Immunotherapy based on CAR-T cells seems to be a promising strategy for the treatment of non-Hodgkin lymphoma among the pediatric population. Due to the ongoing development of new CAR-T cell drugs that target a wide range of B-cell markers, more individualized treatment strategies are possible, especially for treatment-resistant patients. However, some challenges must also be overcome for the widespread use of CAR-T cells in children and adolescents. Because of the possible adverse events of CAR-T cell therapy, it is necessary to further develop the treatment strategies and inclusion criteria for patients. The significant problem is the long time and costs of producing drugs based on CAR-T cells.

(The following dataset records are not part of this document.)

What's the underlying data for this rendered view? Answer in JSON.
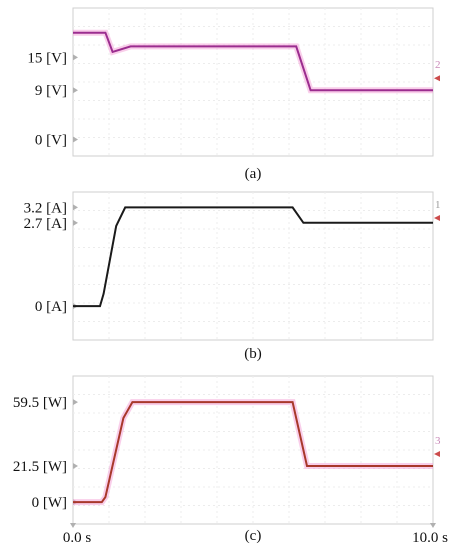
{
  "chart_data": [
    {
      "type": "line",
      "caption": "(a)",
      "x": [
        0,
        0.9,
        1.1,
        1.6,
        6.0,
        6.2,
        6.6,
        10.0
      ],
      "series": [
        {
          "values": [
            19.5,
            19.5,
            16.0,
            17.0,
            17.0,
            17.0,
            9.0,
            9.0
          ],
          "color": "#9b2d8f"
        }
      ],
      "ytick_labels": [
        "15 [V]",
        "9 [V]",
        "0 [V]"
      ],
      "ytick_values": [
        15,
        9,
        0
      ],
      "ylim": [
        -3,
        24
      ],
      "xlim": [
        0,
        10
      ],
      "channel_marker": "2",
      "grid": true
    },
    {
      "type": "line",
      "caption": "(b)",
      "x": [
        0,
        0.75,
        0.85,
        1.2,
        1.45,
        5.9,
        6.1,
        6.4,
        10.0
      ],
      "series": [
        {
          "values": [
            0,
            0,
            0.4,
            2.6,
            3.2,
            3.2,
            3.2,
            2.7,
            2.7
          ],
          "color": "#1a1a1a"
        }
      ],
      "ytick_labels": [
        "3.2 [A]",
        "2.7 [A]",
        "0 [A]"
      ],
      "ytick_values": [
        3.2,
        2.7,
        0
      ],
      "ylim": [
        -1.1,
        3.7
      ],
      "xlim": [
        0,
        10
      ],
      "channel_marker": "1",
      "grid": true
    },
    {
      "type": "line",
      "caption": "(c)",
      "x": [
        0,
        0.8,
        0.9,
        1.4,
        1.65,
        5.9,
        6.1,
        6.5,
        10.0
      ],
      "series": [
        {
          "values": [
            0,
            0,
            3,
            50,
            59.5,
            59.5,
            59.5,
            21.5,
            21.5
          ],
          "color": "#a8382b"
        }
      ],
      "ytick_labels": [
        "59.5 [W]",
        "21.5 [W]",
        "0 [W]"
      ],
      "ytick_values": [
        59.5,
        21.5,
        0
      ],
      "ylim": [
        -13,
        75
      ],
      "xlim": [
        0,
        10
      ],
      "channel_marker": "3",
      "grid": true
    }
  ],
  "x_axis": {
    "start_label": "0.0 s",
    "end_label": "10.0 s"
  },
  "colors": {
    "frame": "#cfcfcf",
    "grid": "#ececec",
    "pink_glow": "#f4a6d8"
  }
}
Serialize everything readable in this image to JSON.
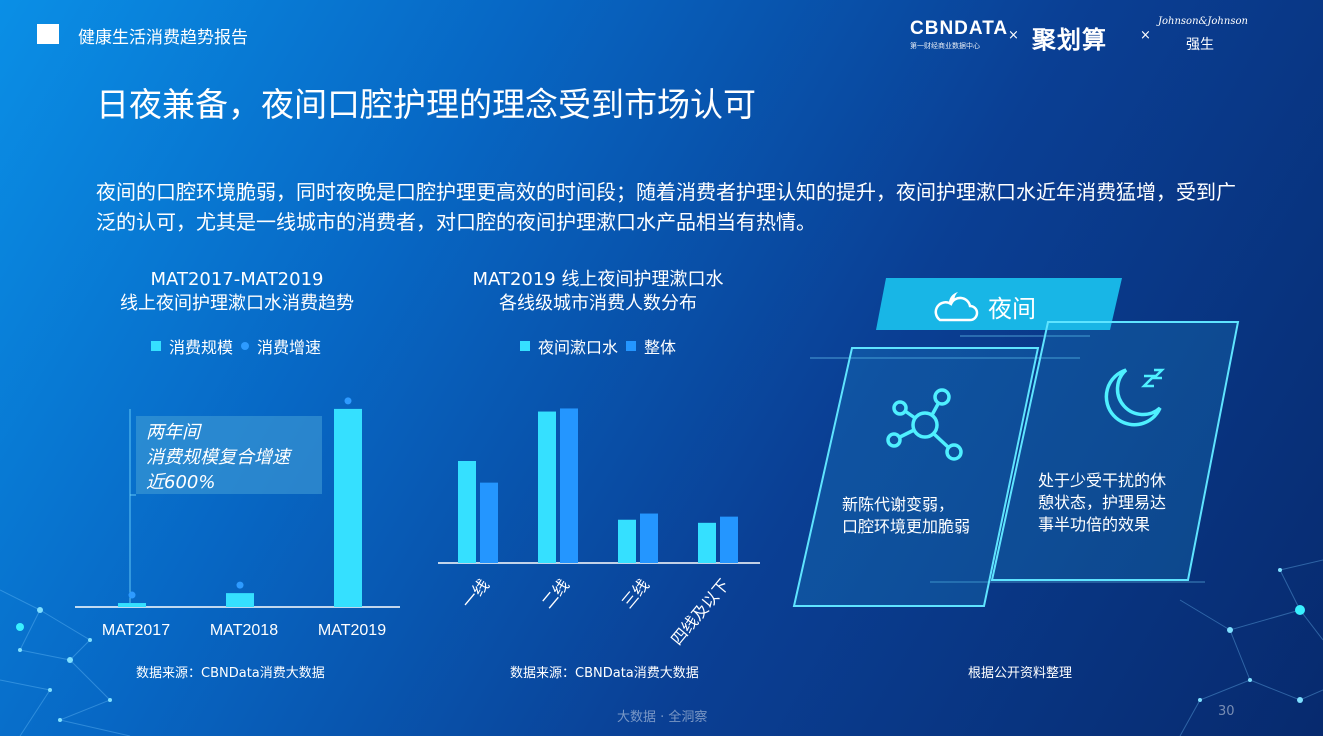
{
  "header": {
    "report_title": "健康生活消费趋势报告",
    "logo_cbndata": "CBNDATA",
    "logo_cbndata_sub": "第一财经商业数据中心",
    "logo_sep": "×",
    "logo_juhuasuan": "聚划算",
    "logo_jj": "Johnson&Johnson",
    "logo_jj_cn": "强生"
  },
  "page": {
    "title": "日夜兼备，夜间口腔护理的理念受到市场认可",
    "intro": "夜间的口腔环境脆弱，同时夜晚是口腔护理更高效的时间段；随着消费者护理认知的提升，夜间护理漱口水近年消费猛增，受到广泛的认可，尤其是一线城市的消费者，对口腔的夜间护理漱口水产品相当有热情。"
  },
  "chart_data": [
    {
      "type": "bar",
      "title_line1": "MAT2017-MAT2019",
      "title_line2": "线上夜间护理漱口水消费趋势",
      "legend": [
        {
          "label": "消费规模",
          "marker": "square",
          "color": "#35e0ff"
        },
        {
          "label": "消费增速",
          "marker": "dot",
          "color": "#2e9bff"
        }
      ],
      "categories": [
        "MAT2017",
        "MAT2018",
        "MAT2019"
      ],
      "series": [
        {
          "name": "消费规模",
          "values": [
            2,
            7,
            100
          ],
          "color": "#35e0ff"
        }
      ],
      "ylim": [
        0,
        105
      ],
      "callout": [
        "两年间",
        "消费规模复合增速",
        "近600%"
      ],
      "source": "数据来源：CBNData消费大数据"
    },
    {
      "type": "bar",
      "title_line1": "MAT2019 线上夜间护理漱口水",
      "title_line2": "各线级城市消费人数分布",
      "legend": [
        {
          "label": "夜间漱口水",
          "marker": "square",
          "color": "#35e0ff"
        },
        {
          "label": "整体",
          "marker": "square",
          "color": "#2496ff"
        }
      ],
      "categories": [
        "一线",
        "二线",
        "三线",
        "四线及以下"
      ],
      "series": [
        {
          "name": "夜间漱口水",
          "values": [
            33,
            49,
            14,
            13
          ],
          "color": "#35e0ff"
        },
        {
          "name": "整体",
          "values": [
            26,
            50,
            16,
            15
          ],
          "color": "#2496ff"
        }
      ],
      "ylim": [
        0,
        55
      ],
      "source": "数据来源：CBNData消费大数据"
    }
  ],
  "night_panel": {
    "tag": "夜间",
    "card1_lines": [
      "新陈代谢变弱，",
      "口腔环境更加脆弱"
    ],
    "card2_lines": [
      "处于少受干扰的休",
      "憩状态，护理易达",
      "事半功倍的效果"
    ],
    "source": "根据公开资料整理",
    "icons": [
      "cloud-moon-icon",
      "molecule-icon",
      "sleep-moon-icon"
    ]
  },
  "footer": {
    "tagline": "大数据 · 全洞察",
    "page_number": "30"
  }
}
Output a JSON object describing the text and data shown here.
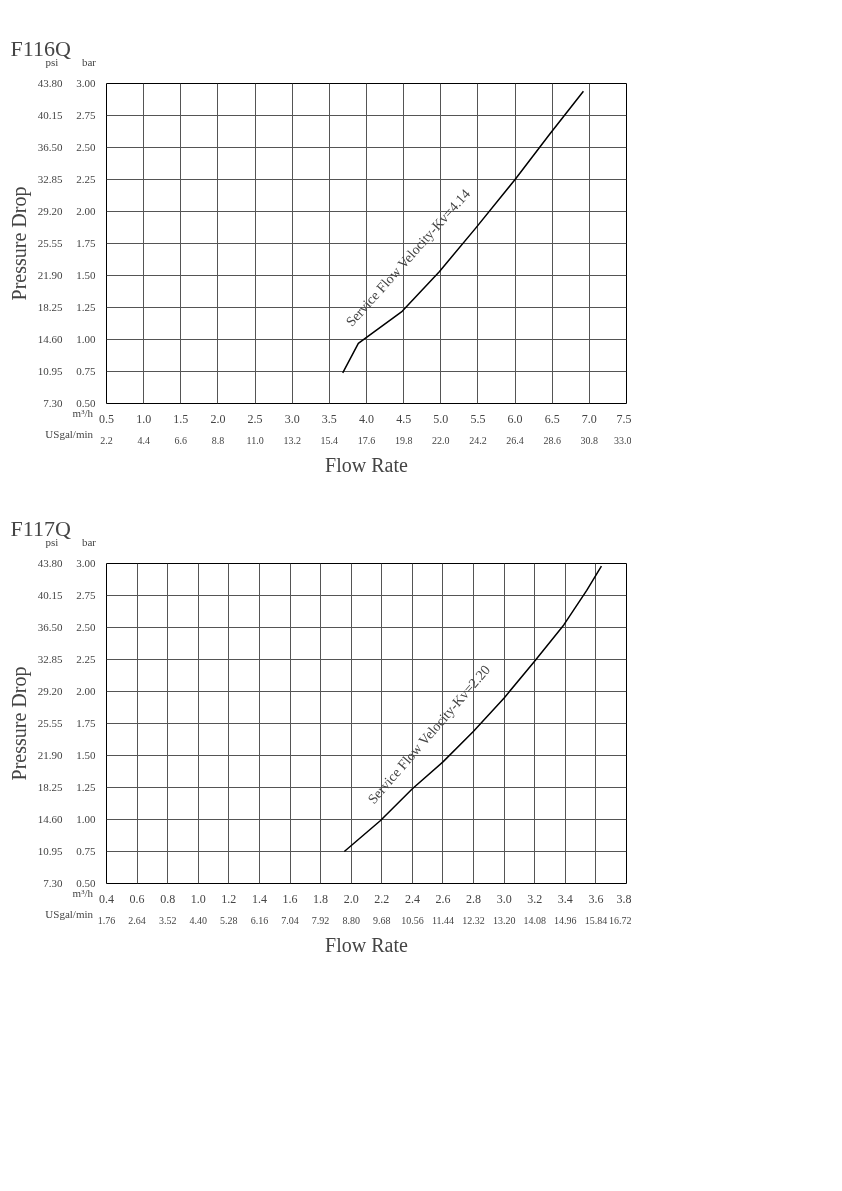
{
  "chart_data": [
    {
      "type": "line",
      "title": "F116Q",
      "ylabel": "Pressure Drop",
      "xlabel": "Flow Rate",
      "annotations": [
        "psi",
        "bar",
        "m³/h",
        "USgal/min",
        "Service Flow Velocity-Kv=4.14"
      ],
      "series": [
        {
          "axis": "y2",
          "color": "#000000",
          "x": [
            3.68,
            3.89,
            4.48,
            4.98,
            5.47,
            6.0,
            6.46,
            6.92
          ],
          "values": [
            0.74,
            0.97,
            1.22,
            1.53,
            1.87,
            2.25,
            2.6,
            2.94
          ]
        }
      ],
      "xlim": [
        0.5,
        7.5
      ],
      "xticks": [
        0.5,
        {
          "value": 1,
          "label": "1.0"
        },
        1.5,
        {
          "value": 2,
          "label": "2.0"
        },
        2.5,
        {
          "value": 3,
          "label": "3.0"
        },
        3.5,
        {
          "value": 4,
          "label": "4.0"
        },
        4.5,
        {
          "value": 5,
          "label": "5.0"
        },
        5.5,
        {
          "value": 6,
          "label": "6.0"
        },
        6.5,
        {
          "value": 7,
          "label": "7.0"
        },
        7.5
      ],
      "x2lim": [
        2.2,
        33.0
      ],
      "x2ticks": [
        2.2,
        4.4,
        6.6,
        8.8,
        {
          "value": 11,
          "label": "11.0"
        },
        13.2,
        15.4,
        17.6,
        19.8,
        {
          "value": 22,
          "label": "22.0"
        },
        24.2,
        26.4,
        28.6,
        30.8,
        {
          "value": 33,
          "label": "33.0"
        }
      ],
      "y2lim": [
        0.5,
        3.0
      ],
      "y2ticks": [
        {
          "value": 0.5,
          "label": "0.50"
        },
        0.75,
        {
          "value": 1,
          "label": "1.00"
        },
        1.25,
        {
          "value": 1.5,
          "label": "1.50"
        },
        1.75,
        {
          "value": 2,
          "label": "2.00"
        },
        2.25,
        {
          "value": 2.5,
          "label": "2.50"
        },
        2.75,
        {
          "value": 3,
          "label": "3.00"
        }
      ],
      "ylim": [
        7.3,
        43.8
      ],
      "yticks": [
        {
          "value": 7.3,
          "label": "7.30"
        },
        10.95,
        {
          "value": 14.6,
          "label": "14.60"
        },
        18.25,
        {
          "value": 21.9,
          "label": "21.90"
        },
        25.55,
        {
          "value": 29.2,
          "label": "29.20"
        },
        32.85,
        {
          "value": 36.5,
          "label": "36.50"
        },
        40.15,
        {
          "value": 43.8,
          "label": "43.80"
        }
      ],
      "grid": true
    },
    {
      "type": "line",
      "title": "F117Q",
      "ylabel": "Pressure Drop",
      "xlabel": "Flow Rate",
      "annotations": [
        "psi",
        "bar",
        "m³/h",
        "USgal/min",
        "Service Flow Velocity-Kv=2.20"
      ],
      "series": [
        {
          "axis": "y2",
          "color": "#000000",
          "x": [
            1.955,
            2.19,
            2.4,
            2.6,
            2.8,
            3.0,
            3.195,
            3.39,
            3.54,
            3.636
          ],
          "values": [
            0.75,
            0.99,
            1.24,
            1.45,
            1.69,
            1.95,
            2.23,
            2.52,
            2.79,
            2.98
          ]
        }
      ],
      "xlim": [
        0.4,
        3.8
      ],
      "xticks": [
        0.4,
        0.6,
        0.8,
        {
          "value": 1,
          "label": "1.0"
        },
        1.2,
        1.4,
        1.6,
        1.8,
        {
          "value": 2,
          "label": "2.0"
        },
        2.2,
        2.4,
        2.6,
        2.8,
        {
          "value": 3,
          "label": "3.0"
        },
        3.2,
        3.4,
        3.6,
        3.8
      ],
      "x2lim": [
        1.76,
        16.72
      ],
      "x2ticks": [
        1.76,
        2.64,
        3.52,
        {
          "value": 4.4,
          "label": "4.40"
        },
        5.28,
        6.16,
        7.04,
        7.92,
        {
          "value": 8.8,
          "label": "8.80"
        },
        9.68,
        10.56,
        11.44,
        12.32,
        {
          "value": 13.2,
          "label": "13.20"
        },
        14.08,
        14.96,
        15.84,
        16.72
      ],
      "y2lim": [
        0.5,
        3.0
      ],
      "y2ticks": [
        {
          "value": 0.5,
          "label": "0.50"
        },
        0.75,
        {
          "value": 1,
          "label": "1.00"
        },
        1.25,
        {
          "value": 1.5,
          "label": "1.50"
        },
        1.75,
        {
          "value": 2,
          "label": "2.00"
        },
        2.25,
        {
          "value": 2.5,
          "label": "2.50"
        },
        2.75,
        {
          "value": 3,
          "label": "3.00"
        }
      ],
      "ylim": [
        7.3,
        43.8
      ],
      "yticks": [
        {
          "value": 7.3,
          "label": "7.30"
        },
        10.95,
        {
          "value": 14.6,
          "label": "14.60"
        },
        18.25,
        {
          "value": 21.9,
          "label": "21.90"
        },
        25.55,
        {
          "value": 29.2,
          "label": "29.20"
        },
        32.85,
        {
          "value": 36.5,
          "label": "36.50"
        },
        40.15,
        {
          "value": 43.8,
          "label": "43.80"
        }
      ],
      "grid": true
    }
  ]
}
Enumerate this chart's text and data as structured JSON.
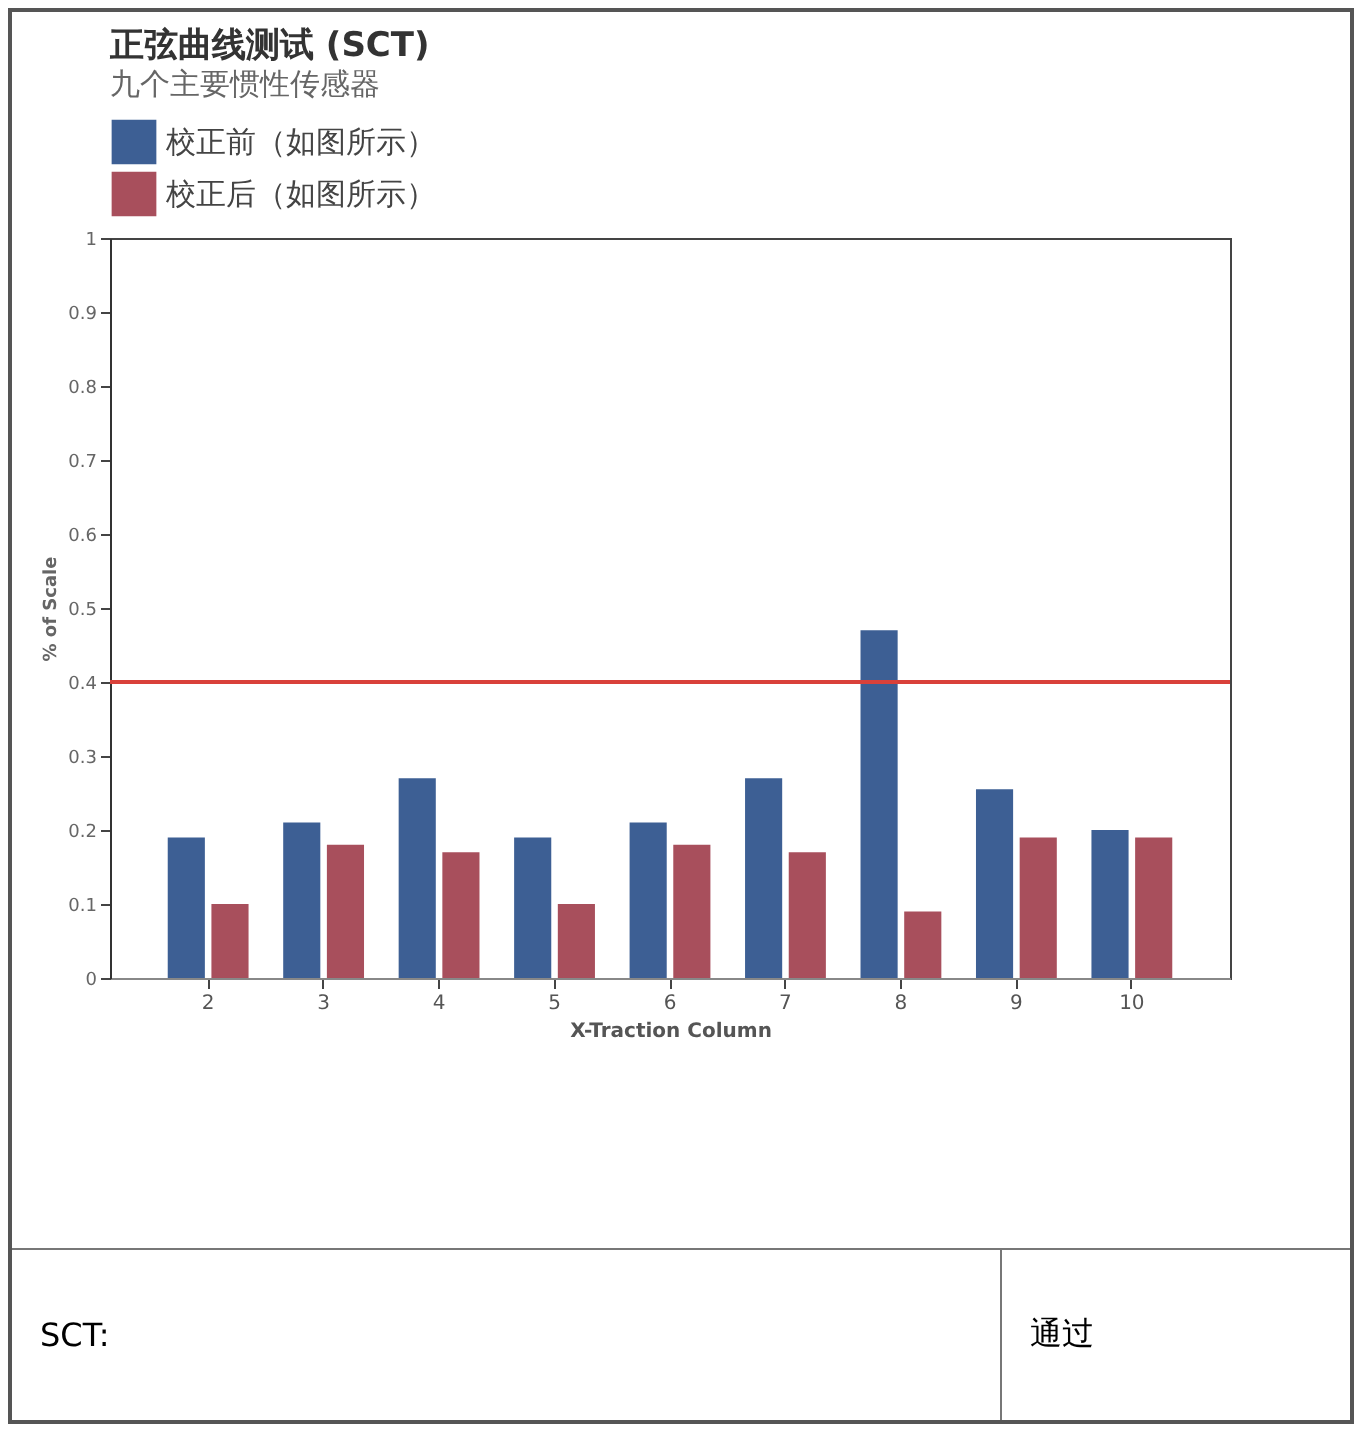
{
  "chart_data": {
    "type": "bar",
    "title": "正弦曲线测试 (SCT)",
    "subtitle": "九个主要惯性传感器",
    "xlabel": "X-Traction Column",
    "ylabel": "% of Scale",
    "categories": [
      "2",
      "3",
      "4",
      "5",
      "6",
      "7",
      "8",
      "9",
      "10"
    ],
    "series": [
      {
        "name": "校正前（如图所示）",
        "color": "#3d5f94",
        "values": [
          0.19,
          0.21,
          0.27,
          0.19,
          0.21,
          0.27,
          0.47,
          0.255,
          0.2
        ]
      },
      {
        "name": "校正后（如图所示）",
        "color": "#a84f5c",
        "values": [
          0.1,
          0.18,
          0.17,
          0.1,
          0.18,
          0.17,
          0.09,
          0.19,
          0.19
        ]
      }
    ],
    "ylim": [
      0,
      1
    ],
    "yticks": [
      0,
      0.1,
      0.2,
      0.3,
      0.4,
      0.5,
      0.6,
      0.7,
      0.8,
      0.9,
      1
    ],
    "ref_lines": [
      {
        "axis": "y",
        "value": 0.4,
        "color": "#d9413a"
      }
    ],
    "legend": "top left",
    "grid": false,
    "annotations": [
      "SCT:",
      "通过"
    ]
  }
}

In addition, there is also a possibility that the patient may develop resistance to this type of immunotherapy. Additionally, available clinical trial results on the effectiveness and safety of CAR-T cell therapy in the treatment of R/R NHL mainly concern the adult population. However, many studies are currently being conducted on children and adolescents, which may prove to be a breakthrough in the treatment of NHL in this age group.